Open zplizzi opened 5 years ago
It just reduces the learning rate for those blocks by a factor of 10 (due to the adaptive optimizer RMSProp). We haven't played around with it too much and I think it might also work fine without the 0.1.
I removed the factor 0.1 and changed g_lr and d_lr from 1e-4 to 1e-5, but it cannot converge at all. I don't know the reason.
I removed the factor 0.1 and changed g_lr and d_lr from 1e-4 to 1e-5, but it cannot converge at all. I don't know the reason.
Thanks for reporting your experimental results. What architecture + dataset did you use? I quickly tried on celebA + LSUN churches at resolution 128^2 and there it appears to work fine without the 0.1 and a lr of 1e-5. One possible reason why it did not work for you could be that the 0.1 also changes the initialization, which can be quite important (for deep learning in general and our method in particular), as it only has local guarantees.
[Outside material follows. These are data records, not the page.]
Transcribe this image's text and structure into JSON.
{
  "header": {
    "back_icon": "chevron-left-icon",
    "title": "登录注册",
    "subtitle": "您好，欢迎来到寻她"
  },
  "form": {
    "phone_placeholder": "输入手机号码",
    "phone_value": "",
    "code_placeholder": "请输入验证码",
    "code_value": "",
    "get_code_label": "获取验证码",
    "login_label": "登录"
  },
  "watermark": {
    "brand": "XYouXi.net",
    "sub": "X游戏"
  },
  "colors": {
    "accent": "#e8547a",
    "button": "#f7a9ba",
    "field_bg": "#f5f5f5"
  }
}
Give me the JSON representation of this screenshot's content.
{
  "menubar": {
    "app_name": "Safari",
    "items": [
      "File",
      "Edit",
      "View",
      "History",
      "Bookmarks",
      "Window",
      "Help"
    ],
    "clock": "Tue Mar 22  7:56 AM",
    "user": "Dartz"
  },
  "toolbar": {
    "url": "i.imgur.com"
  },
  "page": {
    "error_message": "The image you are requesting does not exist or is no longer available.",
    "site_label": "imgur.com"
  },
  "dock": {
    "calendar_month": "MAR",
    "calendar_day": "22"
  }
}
What you can try is to add a
nn.init.zeros_(self.conv_1.weight)
nn.init.zeros_(self.conv_1.bias)
to the __init__
function of the ResNet blocks when removing the 0.1 and set both learning rates to 1e-5.
Thanks for your reply! I used celebA-HQ and the image size is 1024*1024. I just changed the lr in configs/celebA-HQ and removed the factor 0.1 in gan_training/models/resnet.py. I will try the initialization change. Thanks!
The 0.1 factor made more sense to me after reading the Fixup paper - it explains why standard initialization methods are poorly suited for ResNets and can cause immediate gradient explosion. The 0.1 factor is a rough approximation of the fix they suggest, which is down-scaling the initializations in the resnet blocks, and then potentially initializing the last conv layer of each block to 0 (as @LMescheder mentions above), along with a few other changes.
In the paper and code (eg here), the output of the resnet blocks is multiplied by 0.1. I'm curious of the purpose of this. Does it have to do with the absence of batch-norm?